CFO: Using surplus on soccer stadium is risky

Published February 18, 2008 5:00am EST



Using tax revenues earmarked to pay down D.C.’s debt to instead publicly subsidize a new soccer stadium is a chancy policy decision that puts taxpayers at risk, Chief Financial Officer Natwar Gandhi warned in a recent memo.

In his Feb. 7 analysis, Gandhi advised that the District would collect enough money through ballpark taxes and fees to retire the Washington Nationals’ stadium debt by 2026, 10 years earlier than projected. Or, he wrote, D.C. could gamble and use the excess revenues — projected to reach $20 million a year by 2027 — to buy more bonds for capital projects.

Mayor Adrian Fenty is eyeing the Ballpark Revenue Fund, composed of baseball-related sales tax revenues, the Nationals’ team rent and a tax on large businesses, as one possible source to subsidize a 27,000-seat stadium for D.C. United at Poplar Point.

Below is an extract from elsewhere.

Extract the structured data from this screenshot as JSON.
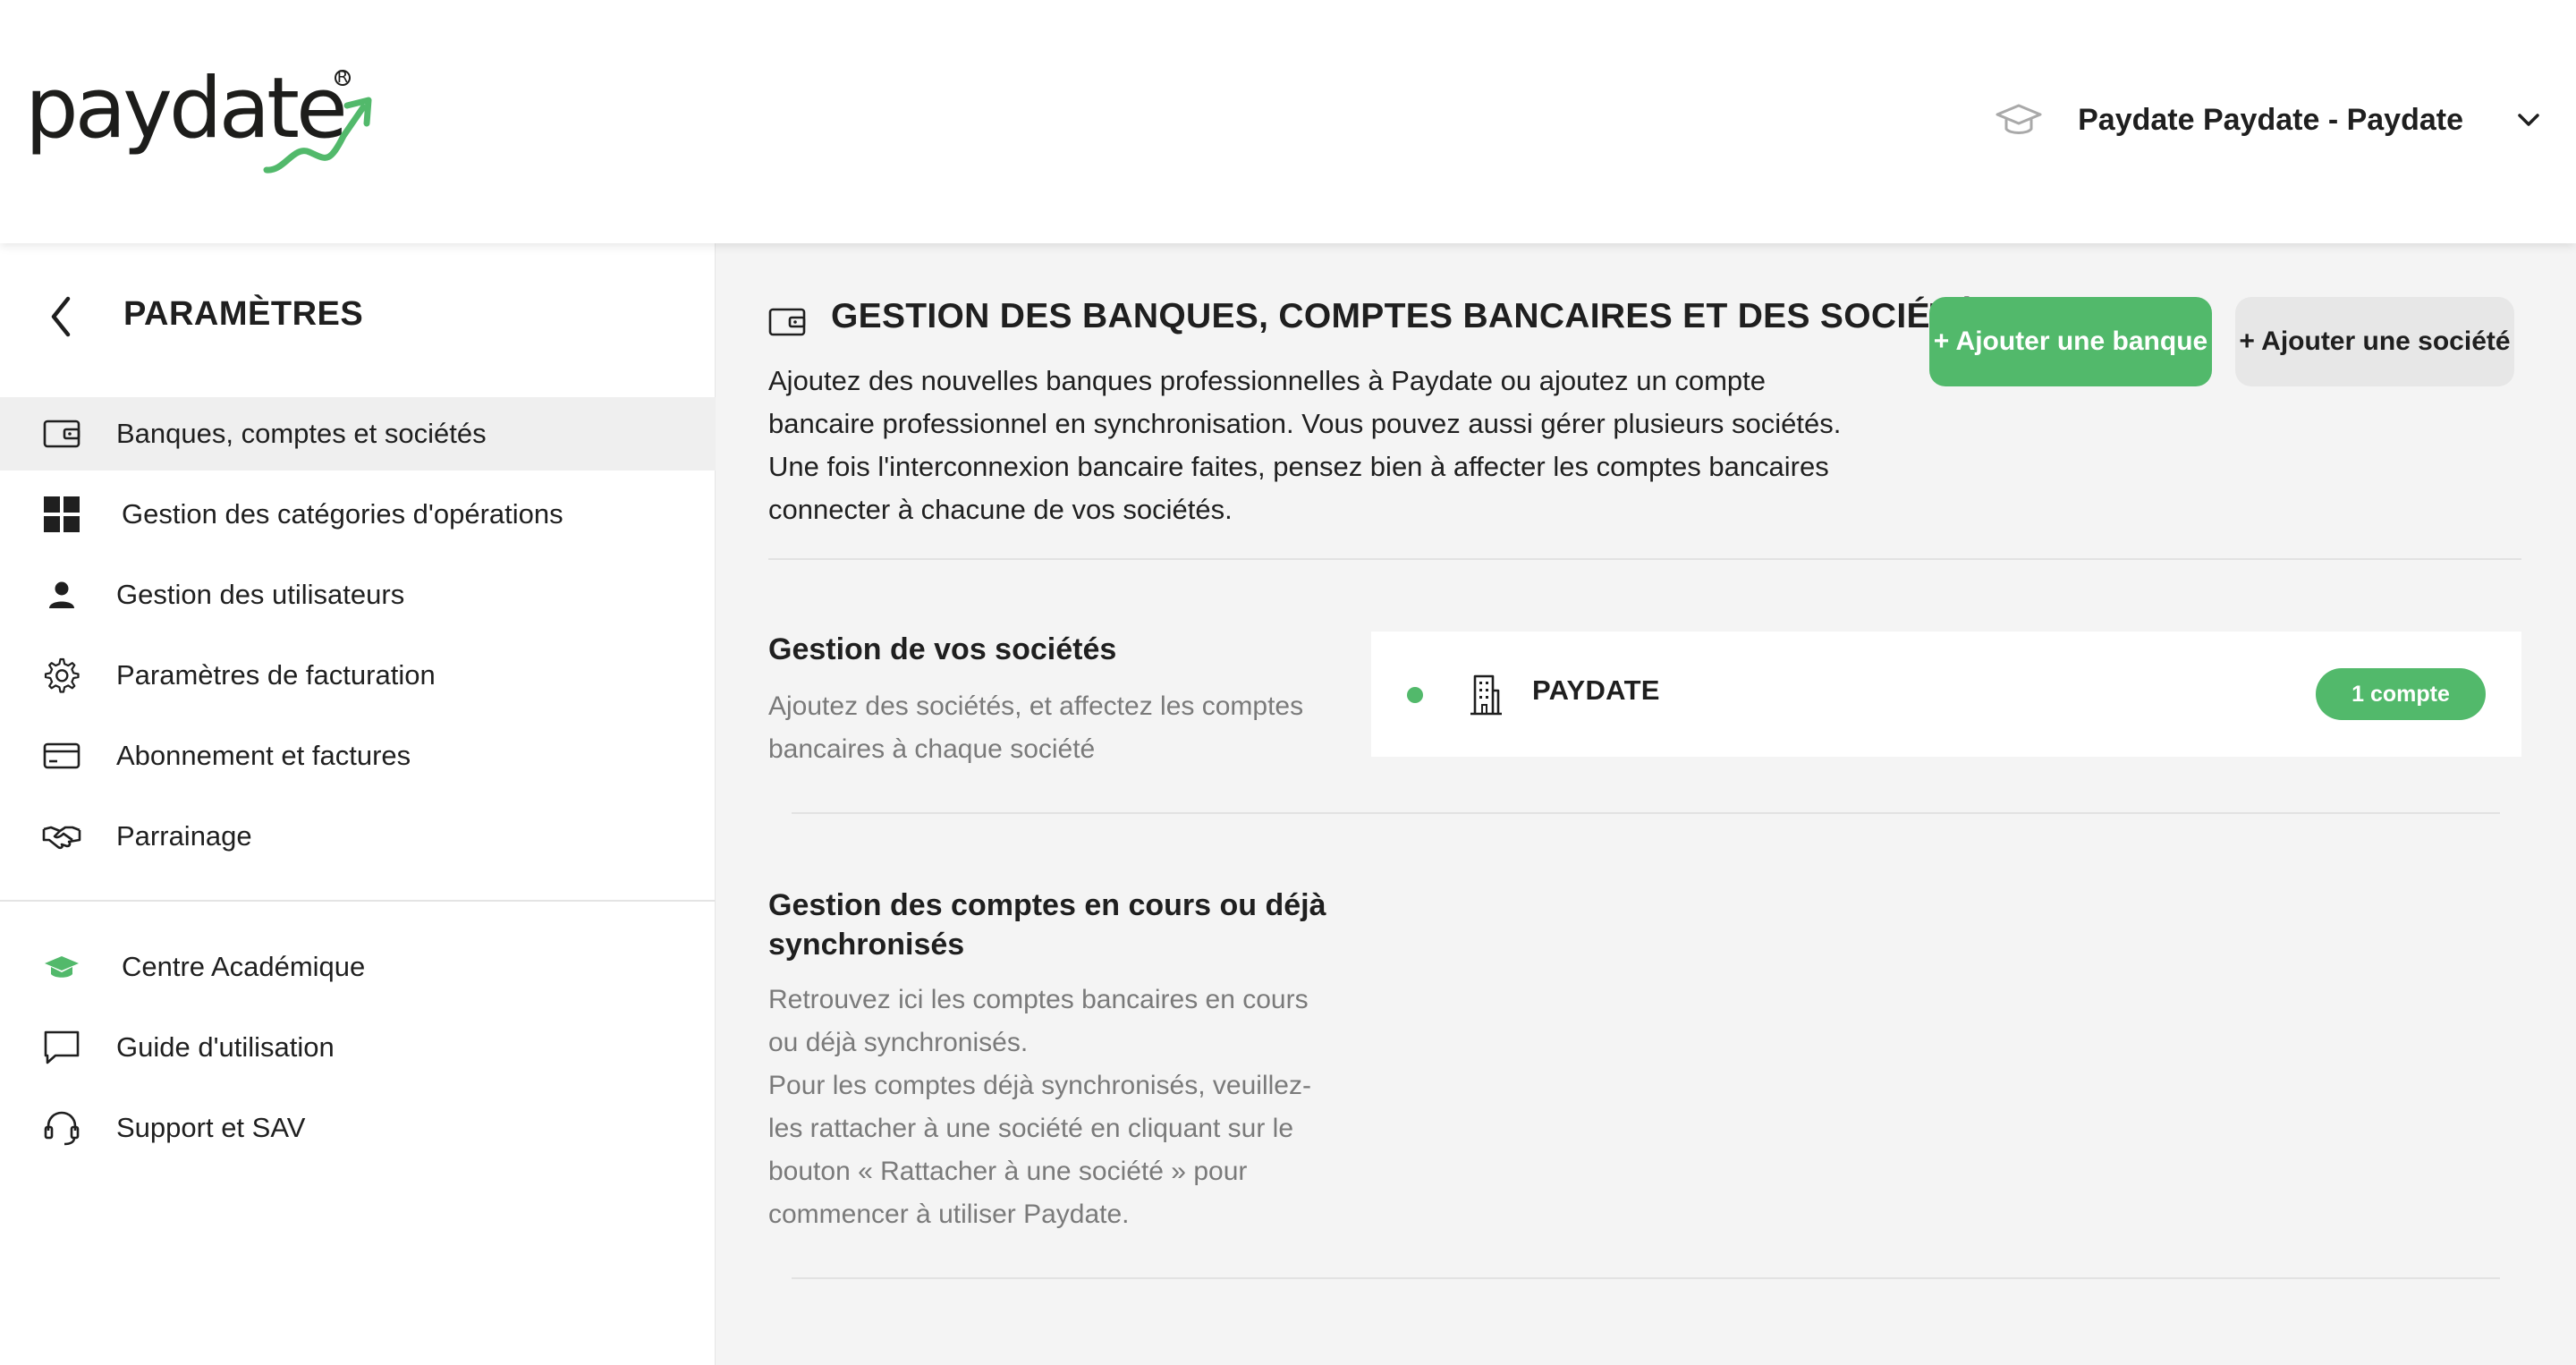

The mayor said last week the city would have to chip in if it is going to keep the soccer team in the District, and multiple sources have said he is prepared to contribute at least $150 million of a $230 million stadium.

There are risks to using the ballpark fund for capital needs, Gandhi said. Poor team performance could reduce stadium collections while a player strike would cease the revenue stream altogether, he said, leaving shortfalls that “could trigger the need to use General Fund monies to pay debt service on the borrowing.”

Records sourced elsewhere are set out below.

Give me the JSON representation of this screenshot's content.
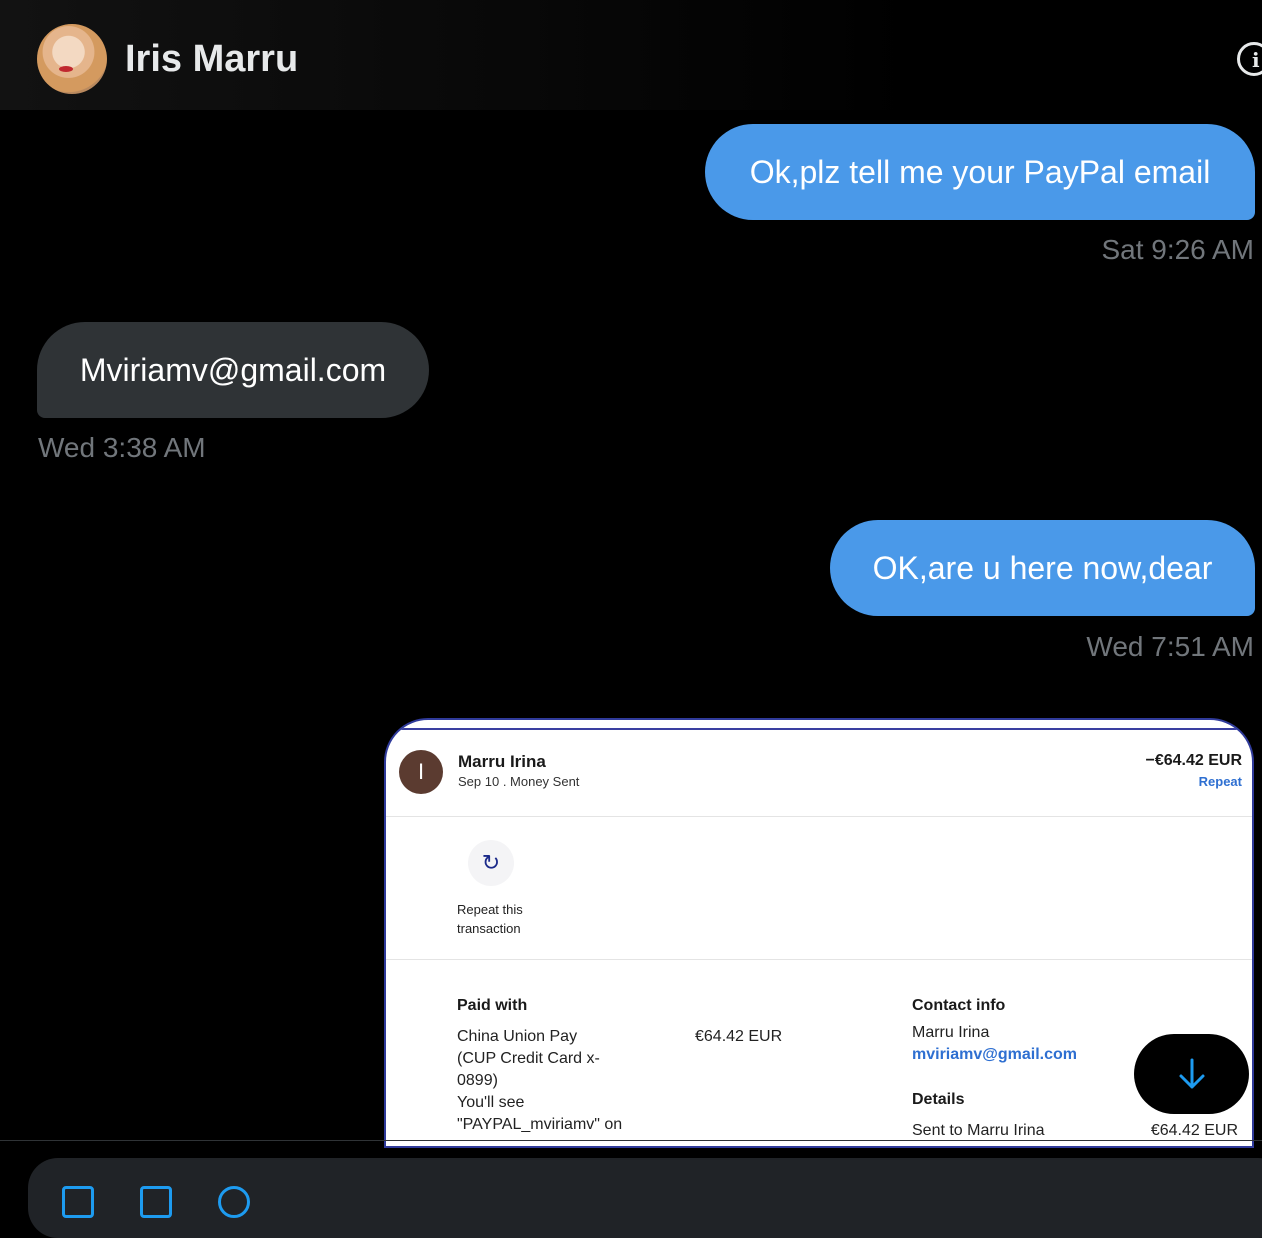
{
  "header": {
    "name": "Iris Marru",
    "avatar_icon": "avatar-photo",
    "info_icon": "info-icon",
    "info_glyph": "i"
  },
  "messages": [
    {
      "direction": "sent",
      "text": "Ok,plz tell me your PayPal email",
      "time": "Sat 9:26 AM"
    },
    {
      "direction": "received",
      "text": "Mviriamv@gmail.com",
      "time": "Wed 3:38 AM"
    },
    {
      "direction": "sent",
      "text": "OK,are u here now,dear",
      "time": "Wed 7:51 AM"
    }
  ],
  "receipt": {
    "avatar_letter": "I",
    "name": "Marru Irina",
    "subtitle": "Sep 10 . Money Sent",
    "amount": "−€64.42 EUR",
    "repeat_link": "Repeat",
    "repeat_icon": "refresh-icon",
    "repeat_glyph": "↻",
    "repeat_line1": "Repeat this",
    "repeat_line2": "transaction",
    "paid_with_heading": "Paid with",
    "paid_with_lines": [
      "China Union Pay",
      "(CUP Credit Card x-",
      "0899)",
      "You'll see",
      "\"PAYPAL_mviriamv\" on"
    ],
    "paid_amount": "€64.42 EUR",
    "contact_heading": "Contact info",
    "contact_name": "Marru Irina",
    "contact_email": "mviriamv@gmail.com",
    "details_heading": "Details",
    "details_line": "Sent to Marru Irina",
    "details_amount": "€64.42 EUR"
  },
  "scroll_down_icon": "arrow-down-icon",
  "colors": {
    "sent_bubble": "#4a99e9",
    "received_bubble": "#2f3336",
    "timestamp": "#71767b",
    "accent": "#1d9bf0"
  }
}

The CFO has repeatedly warned against issuing too much additional debt, a practice that threatens the city’s good standing on Wall Street. The city’s $10,000 debt-per-capita rate is among the highest in the country.

A soccer stadium at Poplar Point “will be a catalyst for the economic revitalization of East of the River,” D.C. Council Chairman Vincent Gray said Friday. Gray said he would work with the mayor “to craft an agreement that will benefit everyone.”

But at-large Councilman Phil Mendelson, who opposed the Nationals’ financing deal, questioned whether the District should take “what little amount of money we earn and spend it on another stadium.”

Barbara Lang, president of the D.C. Chamber of Commerce, said the business community expects that any surplus funds will be used to pay off the baseball stadium bonds early so the business tax can be suspended.

“That’s what we’re looking for,” Lang said, “until somebody comes and tells me why we shouldn’t be.”